Rethinking Army Procurement
But to take full advantage of this burgeoning technology and capitalize on the incredible advances being made in the private sector, the Army must rethink its acquisition strategy and embrace new operating concepts. While the Ukraine crisis has prompted the Army to double down on its existing focus on resiliency and lethality to better prepare for high-intensity conflict, it must also think hard about how to inject redundancy, flexibility, and adaptability into its force structure through autonomous systems.
It’s a common myth in the defense industry that the civilian industry can only function with fixed infrastructure, well-maintained roads, and structured environments. In reality, America’s highways are just as incredibly unpredictable an environment as the Army’s vehicles must deal with.

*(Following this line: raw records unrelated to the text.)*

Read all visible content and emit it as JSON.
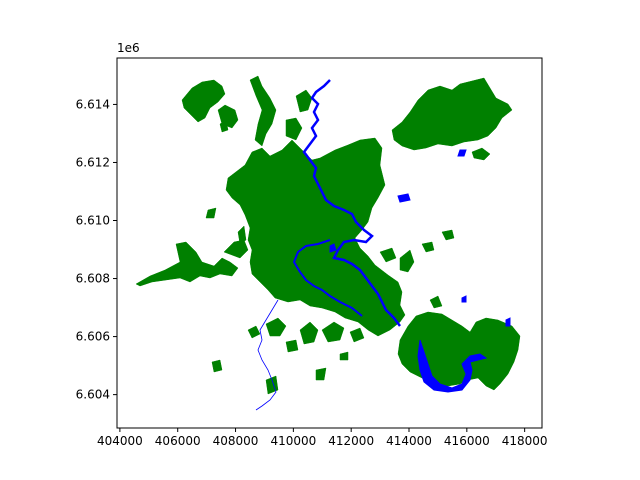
{
  "chart_data": {
    "type": "map",
    "title": "",
    "xlabel": "",
    "ylabel": "",
    "y_offset_label": "1e6",
    "xlim": [
      403900,
      418600
    ],
    "ylim": [
      6602850,
      6615600
    ],
    "x_ticks": [
      404000,
      406000,
      408000,
      410000,
      412000,
      414000,
      416000,
      418000
    ],
    "x_tick_labels": [
      "404000",
      "406000",
      "408000",
      "410000",
      "412000",
      "414000",
      "416000",
      "418000"
    ],
    "y_ticks": [
      6604000,
      6606000,
      6608000,
      6610000,
      6612000,
      6614000
    ],
    "y_tick_labels": [
      "6.604",
      "6.606",
      "6.608",
      "6.610",
      "6.612",
      "6.614"
    ],
    "layers": [
      {
        "name": "green areas",
        "color": "#008000"
      },
      {
        "name": "water",
        "color": "#0000ff"
      }
    ]
  }
}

The millions of miles of autonomous driving on public roads that these companies have achieved give them a significant advantage in adapting their mature systems to make meaningful progress in complex environments, off-road, and in vehicles without human drivers. Commercially operating companies can deliver autonomous solutions to the military faster as they move beyond scientific experiments and lab demonstrations to product development and delivery.
When it comes to adopting large-scale ground autonomy, the U.S. military needs to think ambitiously about how to leverage advances in the private sector to gain a meaningful strategic advantage for the military.
Don Burnett is founder and CEO of Kodiak Robotics, an autonomous vehicle technology supplier based in Mountain View, Calif. Lt. Gen. Joe Anderson (retired) is a former vice chief of staff of the Army.